Speeds seem ironically comparable to whisper.cpp. 1m43s. vs 1m52s, and I had to cut out the first few seconds for the TF implementation as the music at the front of the episode confused the transcription. I have 8 GPU cores and 8 CPU cores so perhaps not that surprising? I’m a little surprised. My test was an episode of Robot or Not. I had to convert it to 32bit float wav file, and then pull that into a numpy array. Code below:

### ran this first ffmpeg -i robot250-newyear.mp3 -acodec pcm_f32le -ac 1 -ar 16000 output.wav
import scipy

_, audio = scipy.io.wavfile.read('output.wav')

import numpy as np
from transformers import TFWhisperForConditionalGeneration, WhisperProcessor

model = TFWhisperForConditionalGeneration.from_pretrained("openai/whisper-medium")
processor = WhisperProcessor.from_pretrained("openai/whisper-medium")
audio = audio[64000:]

audio = list(np.array_split(audio,8,))

inputs = processor.feature_extractor(audio,
                                     return_tensors="tf",
                                     sampling_rate=16_000,
                                     truncation=True).input_features
predicted_ids = model.generate(inputs, max_length=10000000)
processor.tokenizer.batch_decode(predicted_ids,
                                 skip_special_tokens=True,
                                 normalize=True)

I had to manually make a list of smaller arrays as it wouldn’t just work on one big numpy array. But look at the GPU go. A reliable and easy to install implementation that runs on the GPU will one day be pretty fast, especially on Apple Silicon macs with large GPU core counts.

GPU History on a Mac showing lots of activity.

GPU History on a Mac showing lots of activity.

CoreML

Two things I stumbled upon googling: this repository on an CoreML version of Whisper (not updated since the initial commit in September 2022), and this somewhat-cryptic blog post about a similar CoreML effort/app, yet unpublished effort.
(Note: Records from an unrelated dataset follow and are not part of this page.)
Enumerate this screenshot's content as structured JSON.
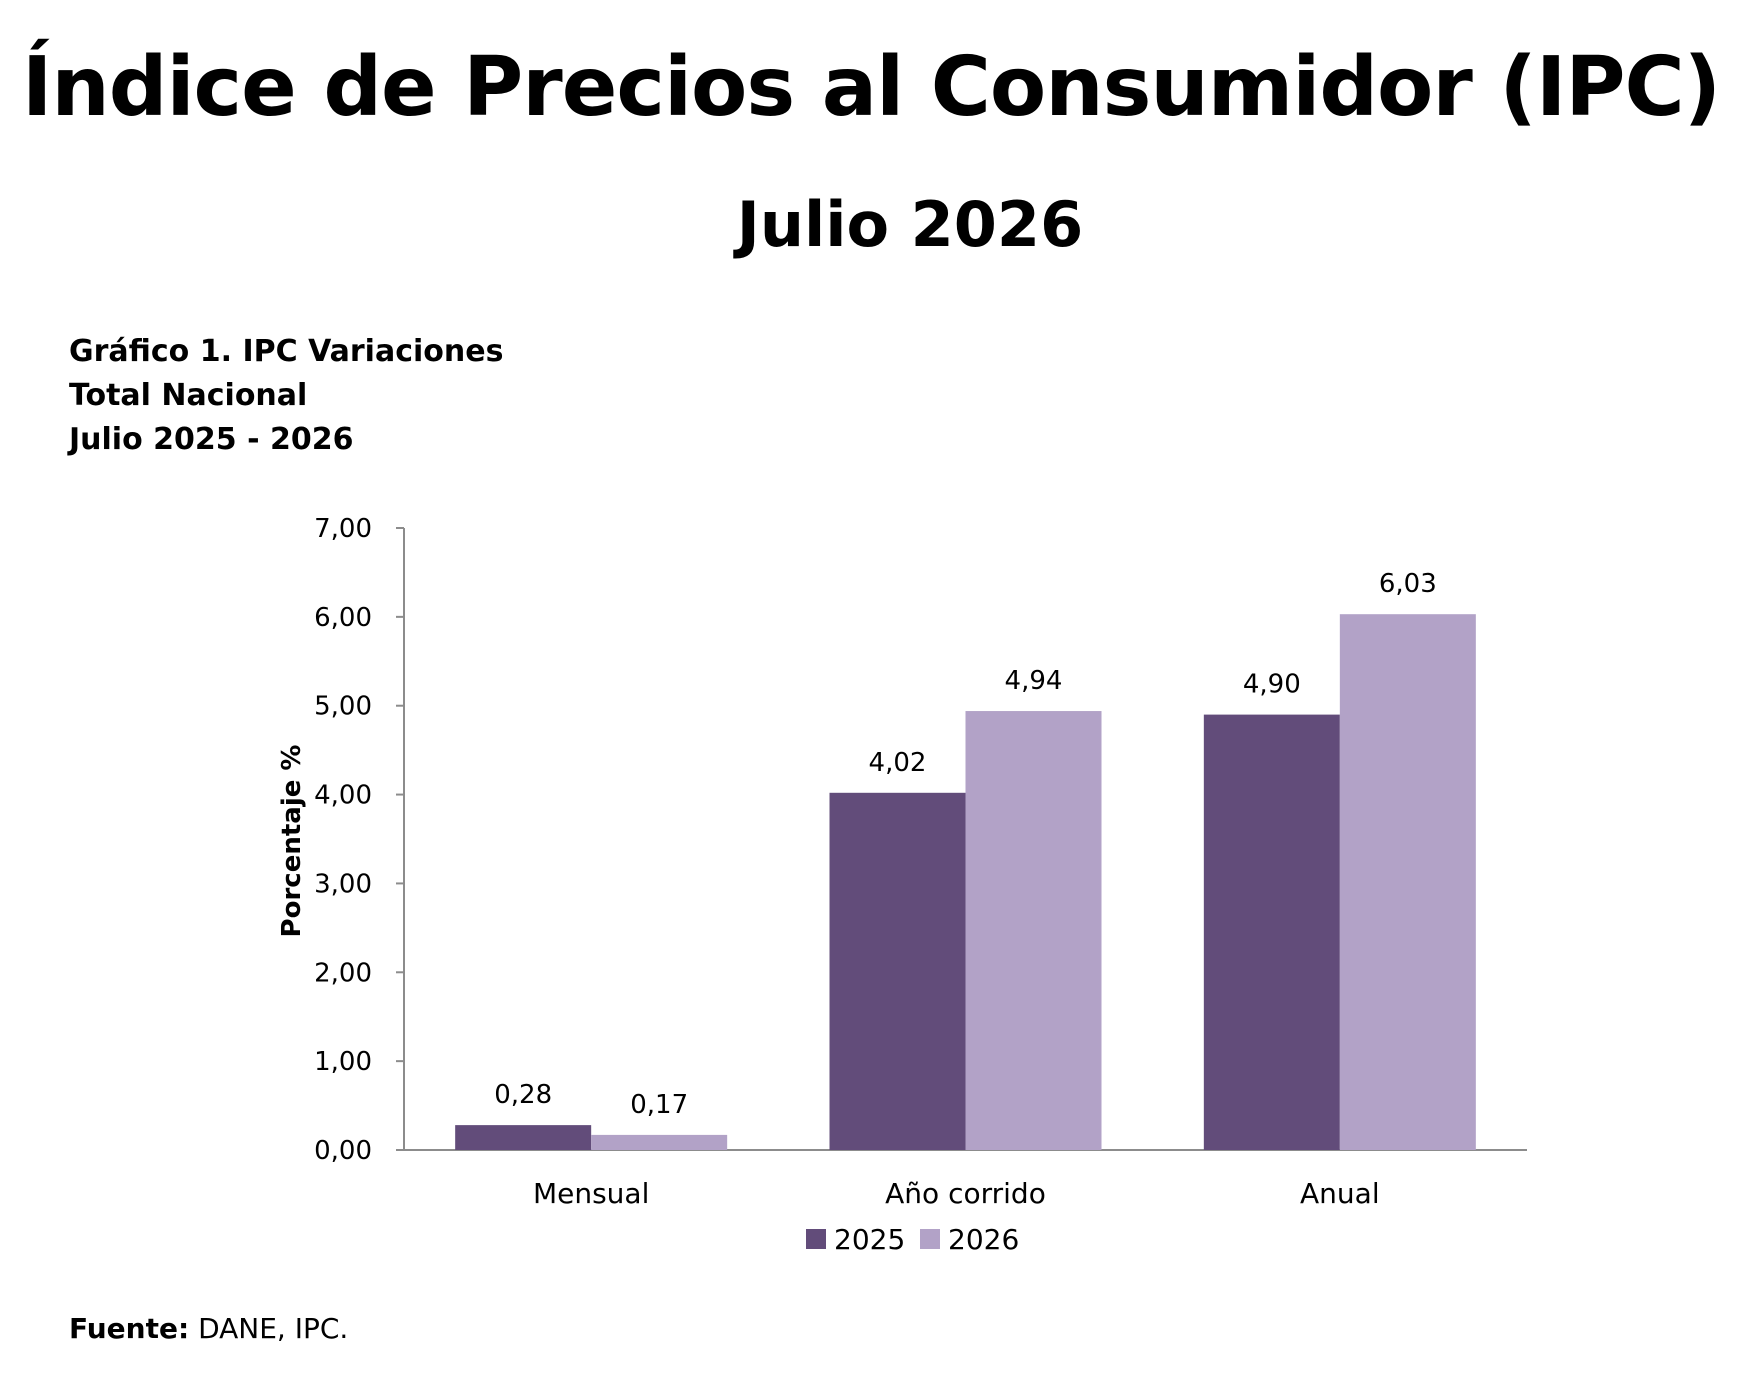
{
  "header": {
    "title": "Índice de Precios al Consumidor (IPC)",
    "subtitle": "Julio 2026"
  },
  "caption": {
    "line1": "Gráfico 1. IPC Variaciones",
    "line2": "Total Nacional",
    "line3": "Julio 2025 - 2026"
  },
  "source": {
    "label": "Fuente:",
    "text": " DANE, IPC."
  },
  "chart_data": {
    "type": "bar",
    "categories": [
      "Mensual",
      "Año corrido",
      "Anual"
    ],
    "series": [
      {
        "name": "2025",
        "values": [
          0.28,
          4.02,
          4.9
        ],
        "labels": [
          "0,28",
          "4,02",
          "4,90"
        ],
        "color": "#624c7a"
      },
      {
        "name": "2026",
        "values": [
          0.17,
          4.94,
          6.03
        ],
        "labels": [
          "0,17",
          "4,94",
          "6,03"
        ],
        "color": "#b2a2c7"
      }
    ],
    "ylabel": "Porcentaje %",
    "xlabel": "",
    "ylim": [
      0,
      7
    ],
    "yticks": [
      0,
      1,
      2,
      3,
      4,
      5,
      6,
      7
    ],
    "ytick_labels": [
      "0,00",
      "1,00",
      "2,00",
      "3,00",
      "4,00",
      "5,00",
      "6,00",
      "7,00"
    ],
    "grid": false,
    "legend_position": "bottom"
  }
}
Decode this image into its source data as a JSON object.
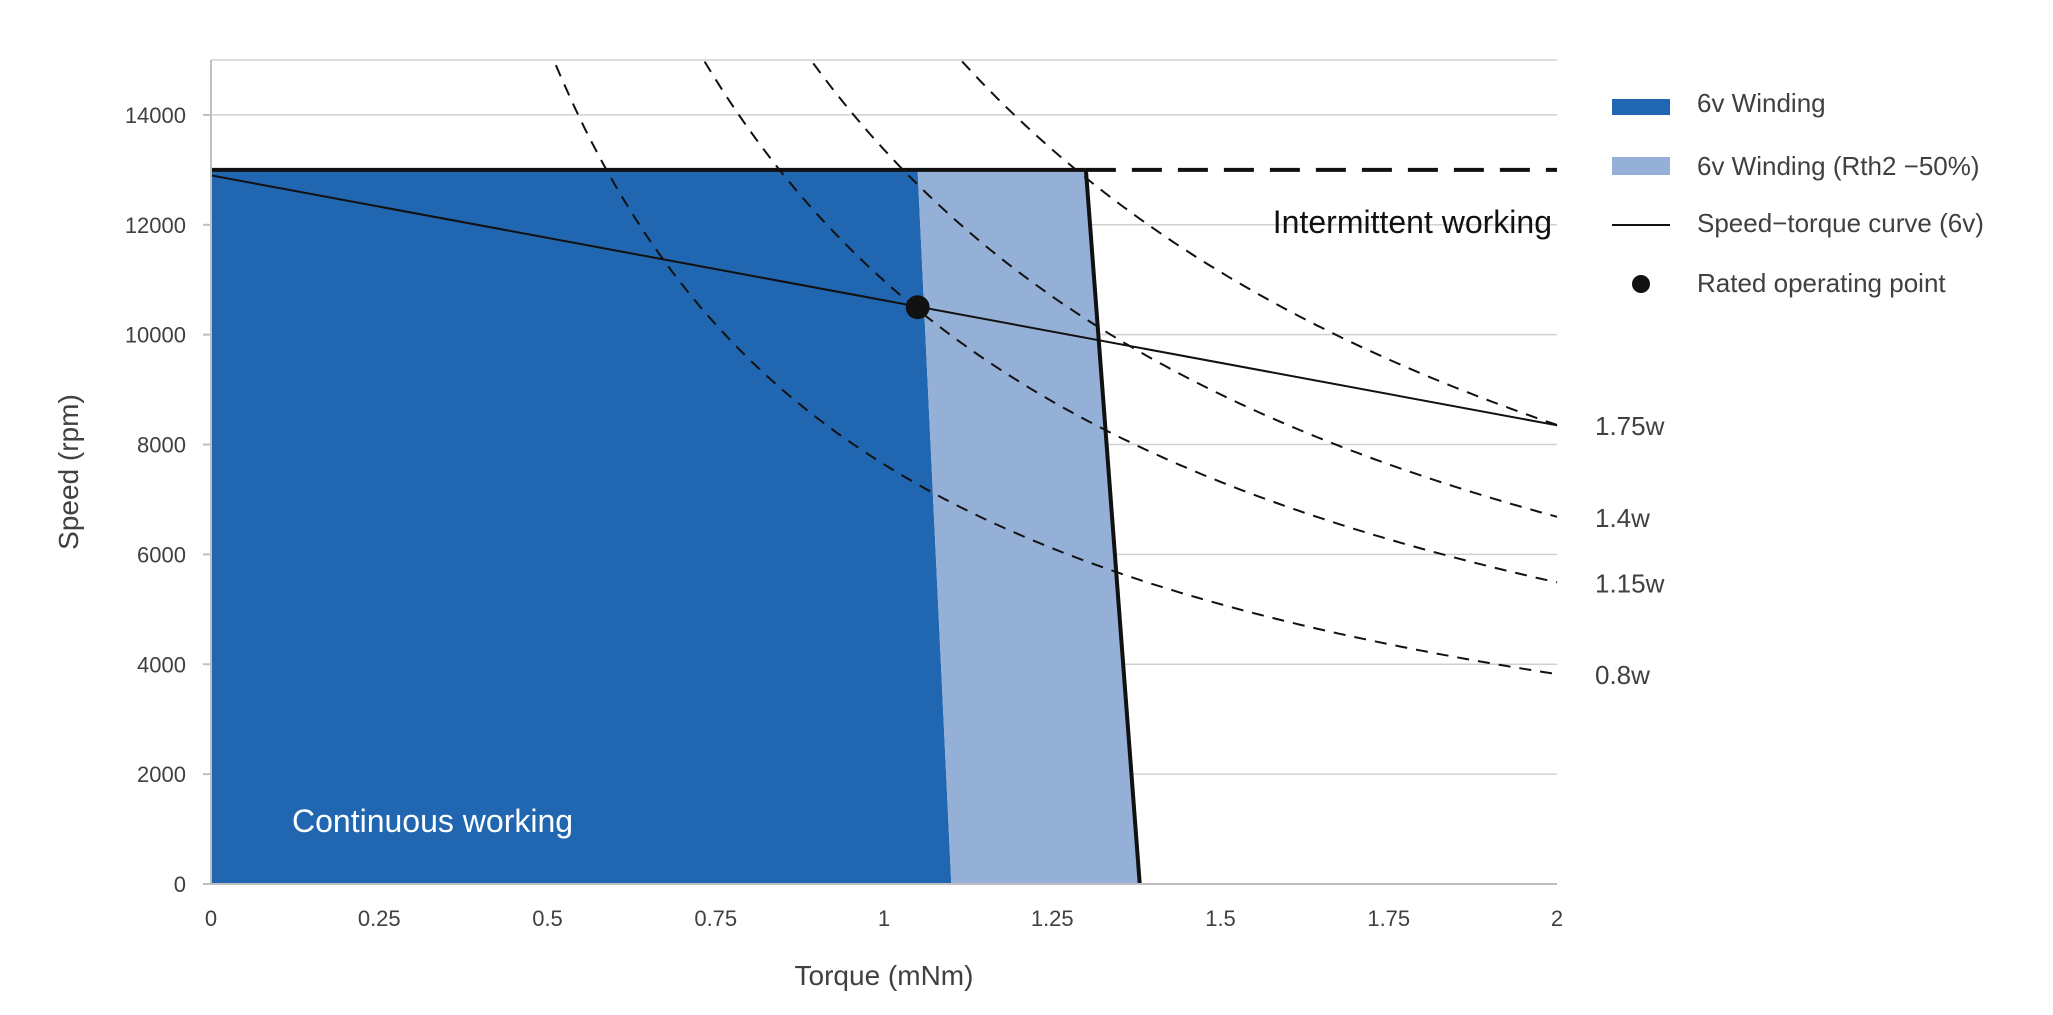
{
  "chart_data": {
    "type": "area",
    "xlabel": "Torque (mNm)",
    "ylabel": "Speed (rpm)",
    "xlim": [
      0,
      2
    ],
    "ylim": [
      0,
      15000
    ],
    "x_ticks": [
      "0",
      "0.25",
      "0.5",
      "0.75",
      "1",
      "1.25",
      "1.5",
      "1.75",
      "2"
    ],
    "y_ticks": [
      "0",
      "2000",
      "4000",
      "6000",
      "8000",
      "10000",
      "12000",
      "14000"
    ],
    "grid": "horizontal",
    "legend_position": "right",
    "max_speed": 13000,
    "regions": [
      {
        "name": "6v Winding",
        "color": "#2166b0",
        "points": [
          [
            0,
            0
          ],
          [
            0,
            13000
          ],
          [
            1.05,
            13000
          ],
          [
            1.1,
            0
          ]
        ]
      },
      {
        "name": "6v Winding (Rth2 −50%)",
        "color": "#95b0d6",
        "points": [
          [
            1.05,
            13000
          ],
          [
            1.3,
            13000
          ],
          [
            1.38,
            0
          ],
          [
            1.1,
            0
          ]
        ]
      }
    ],
    "limit_line": [
      [
        1.3,
        13000
      ],
      [
        1.38,
        0
      ]
    ],
    "series": [
      {
        "name": "Speed−torque curve (6v)",
        "x": [
          0,
          2
        ],
        "y": [
          12900,
          8350
        ]
      }
    ],
    "rated_point": {
      "name": "Rated operating point",
      "x": 1.05,
      "y": 10500
    },
    "power_curves": [
      {
        "label": "1.75w",
        "watts": 1.75
      },
      {
        "label": "1.4w",
        "watts": 1.4
      },
      {
        "label": "1.15w",
        "watts": 1.15
      },
      {
        "label": "0.8w",
        "watts": 0.8
      }
    ],
    "annotations": {
      "continuous": "Continuous working",
      "intermittent": "Intermittent working"
    }
  }
}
This fork of the first repo seems the farthest (furthest?) along, but when I cloned the repo and tried to build it in Xcode, I did not have much success. (Specifically, it was looking for decoder and decoder_base.mlpackage files and even when I provided both, the compiler had other complaints.)

WhisperX

I just heard of WhisperX, with better timestamp accuracy and a beta of speaker identification.